Im Ergebnis geht daher das Bundesverwaltungsgericht davon aus, dass im gegenständlichen Fall die überlange Dauer des Verfahrens zu der in der EuGH Rechtsprechung angeführten Konsequenz des Selbsteinstritts zu führen hat.

2.5. Aus diesen Gründen war der bekämpfte Bescheid zu beheben und das Verfahren der beschwerdeführenden Partei in Österreich zuzulassen.

2.6. Eine mündliche Verhandlung konnte gemäß § 21 Abs. 7 BFA-VG unterbleiben.

Zu B) Unzulässigkeit der Revision:

Gemäß § 25a Abs. 1 VwGG hat das Verwaltungsgericht im Spruch seines Erkenntnisses oder Beschlusses auszusprechen, ob die Revision gemäß Art. 133 Abs. 4 B-VG zulässig ist. Der Ausspruch ist kurz zu begründen.

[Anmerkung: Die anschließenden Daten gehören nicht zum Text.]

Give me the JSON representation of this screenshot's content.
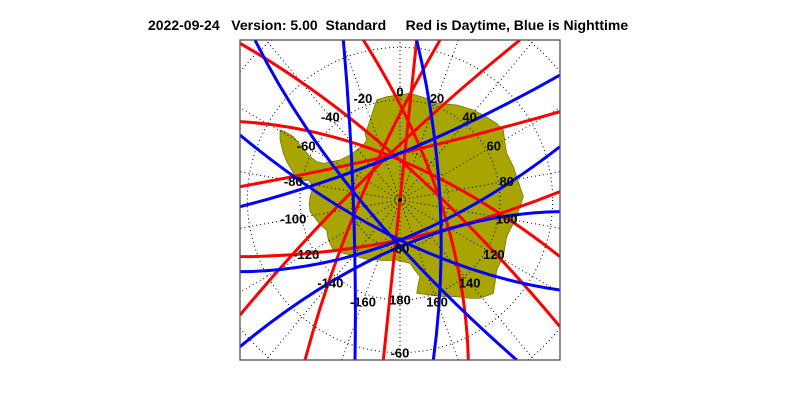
{
  "title": {
    "date": "2022-09-24",
    "version": "Version: 5.00",
    "mode": "Standard",
    "legend": "Red is Daytime, Blue is Nighttime"
  },
  "map": {
    "projection": "south polar stereographic",
    "land_color": "#a8a400",
    "day_color": "#ff0000",
    "night_color": "#0000ff",
    "longitude_labels": [
      "0",
      "20",
      "40",
      "60",
      "80",
      "100",
      "120",
      "140",
      "160",
      "180",
      "-160",
      "-140",
      "-120",
      "-100",
      "-80",
      "-60",
      "-40",
      "-20"
    ],
    "latitude_labels": [
      "-80",
      "-60"
    ]
  }
}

Die Revision ist gemäß Art. 133 Abs. 4 B-VG nicht zulässig, weil die Entscheidung nicht von der Lösung einer Rechtsfrage abhängt, der grundsätzliche Bedeutung zukommt. Weder weicht die gegenständliche Entscheidung von der bisherigen Rechtsprechung des Verwaltungsgerichtshofes ab, noch fehlt es an einer Rechtsprechung; weiters ist die vorliegende Rechtsprechung des Verwaltungsgerichtshofes auch nicht als uneinheitlich zu beurteilen. Auch liegen keine sonstigen Hinweise auf eine grundsätzliche Bedeutung der zu lösenden Rechtsfrage vor.

Im Übrigen trifft § 21 Abs. 3 BFA-VG eine klare, im Sinne einer eindeutigen, Regelung (vgl. OGH 22.03.1992, 5Ob105/90), weshalb keine Rechtsfrage grundsätzlicher Bedeutung vorliegt.